Gemäß § 17 VwGVG sind, soweit in diesem Bundesgesetz nicht anderes bestimmt ist, auf das Verfahren über Beschwerden gemäß Art. 130 Abs. 1 B-VG die Bestimmungen des AVG mit Ausnahme der §§ 1 bis 5 sowie des IV. Teiles, und im Übrigen jene verfahrensrechtlichen Bestimmungen in Bundes- oder Landesgesetzen sinngemäß anzuwenden, die die Behörde in dem dem Verfahren vor dem Verwaltungsgericht vorangegangenen Verfahren angewendet hat oder anzuwenden gehabt hätte.
Entfall einer mündlichen Verhandlung:
Das Bundesverwaltungsgericht erachtete die Durchführung einer mündlichen Verhandlung gemäß § 24 VwGVG für nicht erforderlich, da erstens eine mündliche Verhandlung nicht beantragt wurde und zweitens der Sachverhalt aus dem vorgelegten Verwaltungsakt, im Besonderen durch die Stellungnahme der belangten Behörde zur Beschwerde vom 08.03.2019, in Verbindung mit der Beschwerde - wie oben beweiswürdigend dargelegt - geklärt erscheint, insbesondere, weil der entscheidungswesentliche Sachverhalt feststeht und eine mündliche Erörterung, nach Ansicht des Gerichts, keine weitere Klärung der Rechtssache im Sinne des § 24 Abs. 4 VwGVG erwarten lässt (VwGH 25.1.2016, Ra 2015/09/0 110, VwGH 21.4.2015, Ra 2015/09/0009, VwGH 17.2.2015, Ra 2014/09/0007. Dem Entfall der Verhandlung stehen auch weder Artikel 6 Absatz 1 der Konvention zum Schutze der Menschenrechte und Grundfreiheiten, BGBl. Nr. 210/1958, noch Artikel 47 der Charta der Grundrechte der Europäischen Union, ABl. Nr. C83 vom 30.03.2010, S. 389, entgegen.
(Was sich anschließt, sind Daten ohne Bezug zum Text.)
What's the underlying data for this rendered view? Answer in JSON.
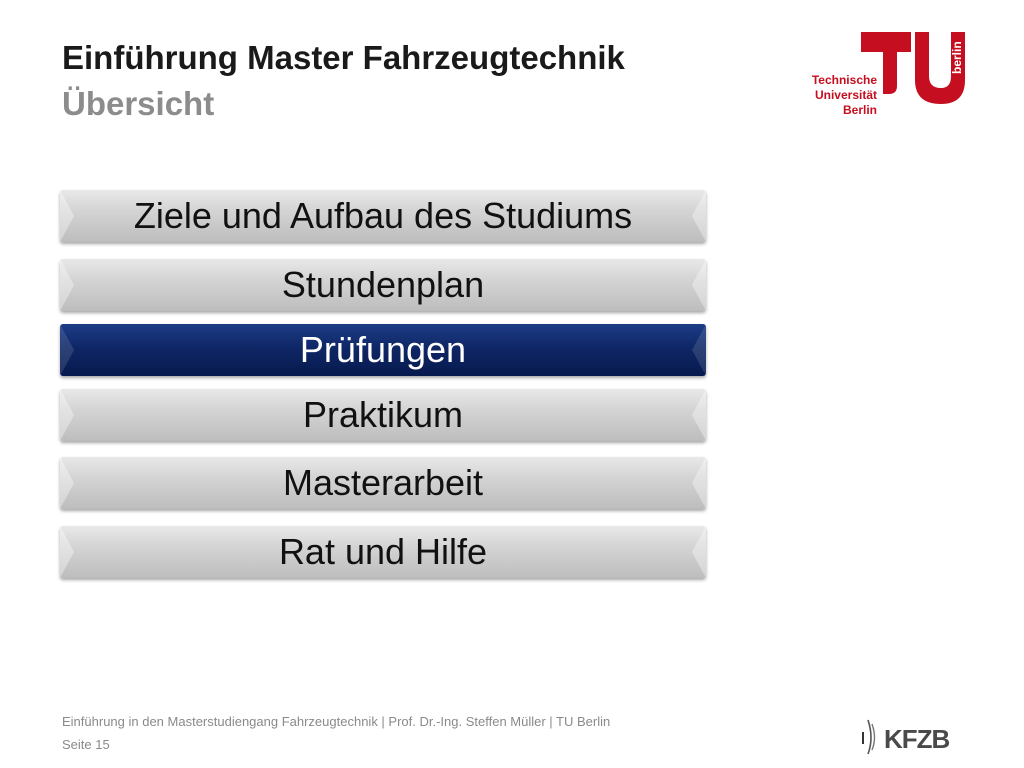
{
  "header": {
    "title": "Einführung Master Fahrzeugtechnik",
    "subtitle": "Übersicht"
  },
  "logo": {
    "icon": "tu-berlin-logo-icon",
    "line1": "Technische",
    "line2": "Universität",
    "line3": "Berlin",
    "side": "berlin",
    "brand_color": "#c50e1f"
  },
  "menu": {
    "items": [
      {
        "label": "Ziele und Aufbau des Studiums",
        "active": false
      },
      {
        "label": "Stundenplan",
        "active": false
      },
      {
        "label": "Prüfungen",
        "active": true
      },
      {
        "label": "Praktikum",
        "active": false
      },
      {
        "label": "Masterarbeit",
        "active": false
      },
      {
        "label": "Rat und Hilfe",
        "active": false
      }
    ],
    "active_color": "#0f2766",
    "inactive_color": "#d4d4d4"
  },
  "footer": {
    "text": "Einführung in den Masterstudiengang Fahrzeugtechnik | Prof. Dr.-Ing. Steffen Müller | TU Berlin",
    "page": "Seite 15"
  },
  "kfzb_logo": {
    "icon": "kfzb-logo-icon",
    "text": "KFZB"
  }
}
Zu A) Abweisung der Beschwerde:
Gemäß § 40 Abs. 1 GSVG verjährt das Recht auf Feststellung der Verpflichtung zur Zahlung von Beiträgen binnen drei Jahren vom Tag der Fälligkeit der Beiträge. Diese Verjährungsfrist der Feststellung verlängert sich jedoch auf fünf Jahre, wenn der Versicherte die Erstattung einer Anmeldung bzw. Änderungsmeldung oder Angaben über das Versicherungsverhältnis bzw. über die Grundlagen für die Berechnung der Beiträge unterlassen oder unrichtige Angaben über das Versicherungsverhältnis bzw. über die Grundlagen für die Berechnung der Beiträge gemacht hat, die er bei gehöriger Sorgfalt als unrichtig hätte erkennen müssen. Die Verjährung des Feststellungsrechtes wird durch jede zum Zwecke der Feststellung getroffene Maßnahme in dem Zeitpunkt unterbrochen, in dem der Zahlungspflichtige hievon in Kenntnis gesetzt wird. Die Verjährung ist gehemmt, solange ein Verfahren in Verwaltungssachen bzw. vor den Gerichtshöfen des öffentlichen Rechtes über das Bestehen der Pflichtversicherung oder die Feststellung der Verpflichtung zur Zahlung von Beiträgen anhängig ist.
Im gegenständlichen Fall erfolgte die Feststellung zur Verpflichtung zur Zahlung von Beiträgen jeweils innerhalb der 2-Jahresfrist nach § 40 Abs. 1 GSVG.
Gemäß § 40 Abs. 2 GSVG verjährt das Recht auf Einforderung festgestellter Beitragsschulden binnen zwei Jahren nach Verständigung des Zahlungspflichtigen vom Ergebnis der Feststellung. Die Verjährung wird durch jede zum Zwecke der Hereinbringung getroffene Maßnahme, wie zum Beispiel durch Zustellung einer an den Zahlungspflichtigen gerichteten Zahlungsaufforderung (Mahnung), unterbrochen; sie wird durch Bewilligung einer Zahlungserleichterung sowie in den Fällen des § 35c bis zur rechtskräftigen Beendigung des Verlassenschaftsverfahrens gehemmt. Bezüglich der Unterbrechung oder Hemmung der Verjährung im Falle der Eröffnung eines Insolvenzverfahrens über das Vermögen des Beitragsschuldners/der Beitragsschuldnerin gelten die einschlägigen Vorschriften der Insolvenzordnung.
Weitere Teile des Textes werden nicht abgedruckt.